PINK PASSPORT

Fort Lauderdale: where gay and gayer meet


Sebastian Beach is packed with gay men of all shapes and sizes on this warm Sunday afternoon. In the middle of the crowd sits a group of five Montrealers. Two of them are fish-belly pale and three are deeply burnt on the shoulders but their burns are turning into tans.

“First we look at the guys and then we look at the view,” says one. They describe the hardships of their life here: sleep, eat, lie on the beach, have a couple drinks in a gay bar. It’s an example of what draws gay visitors to the former Spring Break destination.

In the late 1980s Fort Lauderdale ramped up arrests for public drinking and sent most of the horny hetero students packing. Gay visitors have since provided some recession cushioning to the local economy, and residents have flooded into suburbs like Oakland Park and Wilton Manors. “WilMa” now has one of the highest concentrations of same-sex couples in the US, and nearly 40 percent of the population is gay according to voter registration statistics. The gay presence is equally pronounced on the City Commission, where three out of the five members are openly gay — the mayor and vice mayor among them.

We arrive in Wilton Manors, along with our guide, Josh. The crawl begins at a sports bar called Sidelines at the southwest end of the gay strip on Wilton Drive. The crowd, mostly male tonight, gathers early to watch play-by-plays on 16 TV screens.

Our next stop is Bill’s Filling Station, which is packed at 11 and sweltering from bear body heat. We squeeze past a shirtless man with a back like a shag carpet, while Josh goes around the room, greeting his friends with a belly rub.

We continue to a busy intersection in front of the Shoppes at Wilton Manors. Josh calls it “the corner of gay and gayer.” Among the Shoppes we see Humpy’s Pizza; a thrift store called Poverello supporting people with HIV; a dance club called Boom, and an old eating and drinking standby called Georgie’s Alibi.

Back on the Drive, we pop into a new place called Matty’s, where the paintings are furry and the customers are engrossed in a game of Wii Bowling. We finish at New Moon where we find a diverse group of young women and trans folk dancing.
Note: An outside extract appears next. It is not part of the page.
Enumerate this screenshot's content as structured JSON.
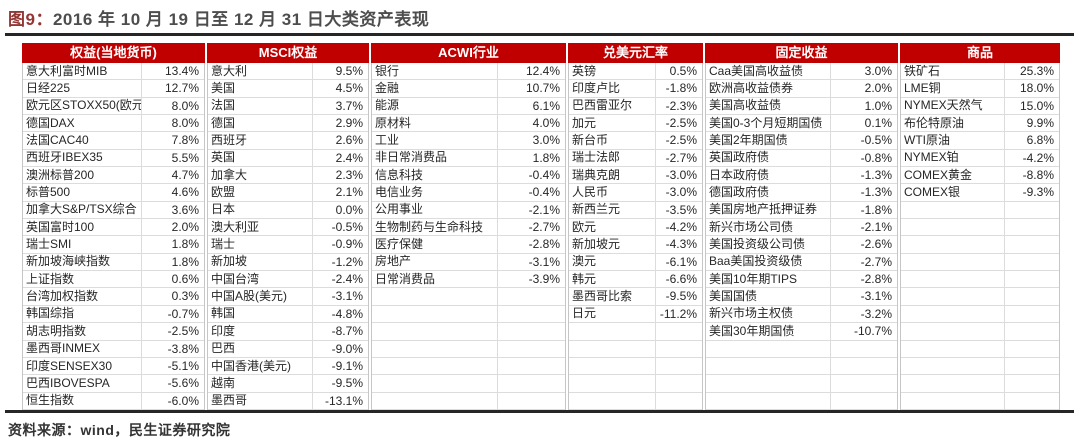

The community was dealt a blow in 2008 when Simmie Williams, an African-American gender variant teenager, was shot and killed across town on Sistrunk Blvd. According to the South Florida Blade, Williams’ family was denied victim’s compensation by the attorney general’s office because the teen was alleged to have contributed to the crime, reportedly by being dressed in women’s clothing.

 

Things are not perfect here in Broward, a rare Democrat-leaning county in this state that bans same-sex marriage. Still, Naydi Santana, owner of a gay-friendly store called Lipstick Lingerie, finds it more relaxed and inclusive than her native New York City.
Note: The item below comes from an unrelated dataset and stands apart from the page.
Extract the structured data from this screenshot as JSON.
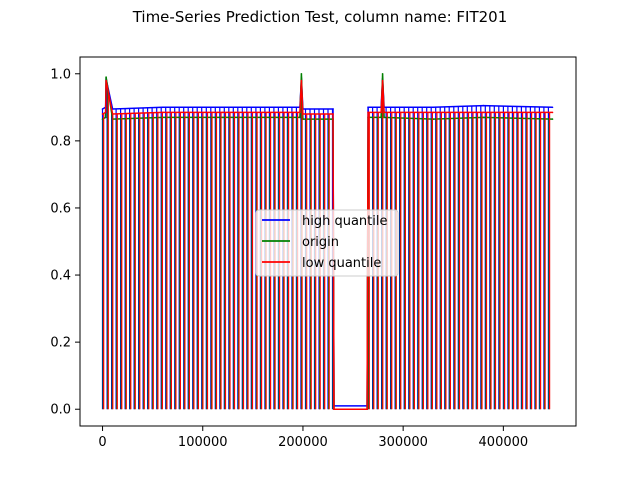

“I live in Oakland Park and my neighbourhood is so mixed: there’s the straight couple, the single dad, the gay boys, the lesbian couple behind us, and everyone’s cool with it.”

— Julia Steinecke

Julia Steinecke’s visit was subsidized by American Airlines, the Greater Fort Lauderdale Convention and Visitors Bureau, the Riverside Hotel and the Courtyard Marriott.